More than three years ago, a man named Prahlad Jani who claimed to have lived for 70 years without food or water became the center of a media spectacle when Dr. Sudhir Shah called a press conference to announce an experiment in which this “breatharian” would be shut inside a room for 15 days and subject to rigorous scientific observation and data collection. At the end of the experiment, Dr. Shah called a news conference that received worldwide coverage, promising that a release of scientific data to substantiate Prahlad Jani’s claims would be forthcoming.
- No data have been released.
- It’s been clarified that Prahlad Jani was allowed to “bathe,” “gargle,” and have guarantees of his “privacy.”
- Independent monitors were forbidden from observing the “experiment.”
- It has emerged that Dr. Sudhir Shah was not a dispassionate researcher, but a devotee of breatharian Jain religious beliefs who sought to promote them and had previously worked with the disgraced fake-breatharian Jasmuheen.
- Prahlad Jani’s apartment has been examined and found to contain a refrigerator, which Jani’s handlers forbade a reporter from opening.
In other words, there is no evidence to substantiate Prahlad Jani’s breatharian claims, and given Sudhir Shah’s agenda and refusal to share his supposed scientific “proof,” there is plenty of reason to suspect a ruse.

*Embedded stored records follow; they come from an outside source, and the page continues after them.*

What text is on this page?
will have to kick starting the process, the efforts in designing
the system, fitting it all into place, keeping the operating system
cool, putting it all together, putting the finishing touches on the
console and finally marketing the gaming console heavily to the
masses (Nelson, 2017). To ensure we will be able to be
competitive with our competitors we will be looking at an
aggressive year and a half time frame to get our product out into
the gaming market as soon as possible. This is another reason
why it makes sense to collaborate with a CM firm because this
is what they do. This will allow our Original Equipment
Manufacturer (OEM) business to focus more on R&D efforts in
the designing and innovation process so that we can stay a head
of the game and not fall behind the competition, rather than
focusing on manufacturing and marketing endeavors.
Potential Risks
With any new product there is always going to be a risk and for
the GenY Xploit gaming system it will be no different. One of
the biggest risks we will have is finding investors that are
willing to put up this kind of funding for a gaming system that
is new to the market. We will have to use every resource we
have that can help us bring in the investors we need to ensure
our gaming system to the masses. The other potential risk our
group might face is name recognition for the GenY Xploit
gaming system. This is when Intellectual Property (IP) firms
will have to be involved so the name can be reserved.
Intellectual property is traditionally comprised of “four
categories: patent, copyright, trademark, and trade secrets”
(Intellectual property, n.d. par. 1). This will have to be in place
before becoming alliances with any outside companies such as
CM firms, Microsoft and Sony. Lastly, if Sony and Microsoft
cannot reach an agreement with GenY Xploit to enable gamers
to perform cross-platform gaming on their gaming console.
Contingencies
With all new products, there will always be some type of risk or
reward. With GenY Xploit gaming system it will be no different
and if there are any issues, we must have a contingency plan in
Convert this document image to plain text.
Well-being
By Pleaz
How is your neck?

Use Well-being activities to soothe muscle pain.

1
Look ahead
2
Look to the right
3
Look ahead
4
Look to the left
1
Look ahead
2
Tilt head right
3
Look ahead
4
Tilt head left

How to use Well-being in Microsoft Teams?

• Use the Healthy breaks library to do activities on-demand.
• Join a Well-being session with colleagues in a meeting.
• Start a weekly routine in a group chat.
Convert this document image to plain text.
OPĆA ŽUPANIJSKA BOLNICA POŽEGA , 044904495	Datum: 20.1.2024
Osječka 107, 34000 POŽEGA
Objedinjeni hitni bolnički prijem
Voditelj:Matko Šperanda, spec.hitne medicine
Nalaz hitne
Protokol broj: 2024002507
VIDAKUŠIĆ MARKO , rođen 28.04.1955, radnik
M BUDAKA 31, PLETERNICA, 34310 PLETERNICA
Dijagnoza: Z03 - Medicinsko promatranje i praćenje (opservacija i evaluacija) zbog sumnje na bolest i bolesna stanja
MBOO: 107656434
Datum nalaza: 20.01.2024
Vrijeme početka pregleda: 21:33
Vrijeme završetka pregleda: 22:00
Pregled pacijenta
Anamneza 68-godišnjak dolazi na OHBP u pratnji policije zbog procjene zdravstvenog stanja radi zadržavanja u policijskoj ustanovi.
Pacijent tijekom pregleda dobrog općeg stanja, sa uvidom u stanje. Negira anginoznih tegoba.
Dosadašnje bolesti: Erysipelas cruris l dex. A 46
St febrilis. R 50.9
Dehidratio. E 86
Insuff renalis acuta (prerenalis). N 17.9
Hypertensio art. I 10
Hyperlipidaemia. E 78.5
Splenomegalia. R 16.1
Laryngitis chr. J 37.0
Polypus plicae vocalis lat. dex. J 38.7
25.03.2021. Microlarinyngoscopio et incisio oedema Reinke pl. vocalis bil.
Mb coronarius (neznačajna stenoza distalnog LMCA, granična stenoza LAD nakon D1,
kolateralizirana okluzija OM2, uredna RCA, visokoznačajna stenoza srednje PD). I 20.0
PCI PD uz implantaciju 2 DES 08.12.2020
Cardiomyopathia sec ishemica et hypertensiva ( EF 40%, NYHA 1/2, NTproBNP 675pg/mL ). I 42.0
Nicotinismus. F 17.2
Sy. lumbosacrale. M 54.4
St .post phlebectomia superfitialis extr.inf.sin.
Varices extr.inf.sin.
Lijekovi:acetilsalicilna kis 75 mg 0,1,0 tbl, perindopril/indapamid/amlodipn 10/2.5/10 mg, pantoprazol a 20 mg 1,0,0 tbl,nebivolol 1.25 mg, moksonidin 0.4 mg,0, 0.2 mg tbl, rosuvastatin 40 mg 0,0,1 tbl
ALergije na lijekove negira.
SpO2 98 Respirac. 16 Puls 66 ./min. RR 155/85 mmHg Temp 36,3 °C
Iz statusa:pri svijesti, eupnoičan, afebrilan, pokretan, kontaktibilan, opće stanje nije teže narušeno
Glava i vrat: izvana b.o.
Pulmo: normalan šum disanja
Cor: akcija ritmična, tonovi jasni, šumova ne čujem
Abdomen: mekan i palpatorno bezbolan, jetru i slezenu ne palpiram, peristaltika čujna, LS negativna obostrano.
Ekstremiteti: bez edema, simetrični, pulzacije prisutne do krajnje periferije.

But when people discuss Prahlad Jani now, three years later, what do they say? To find out, I looked online and found 16 blog posts mentioning Prahlad Jani between May 1, 2013 and today. You can look at them here if you like:
All 16 of those blog posts about Prahlad Jani discuss the possibility that he is a breatharian. Not one of them mentions any of the evidence to the contrary, or reveals the lack of scientific evidence that would be needed to affirm the claim. 9 of the 16 blog posts refer to the 2010 “experiment” debacle in order to promote the idea that breatharianism is real.
In establishing what we “know” to be true, rationality and attention to evidence don’t prevail. Sheer repetition wins out.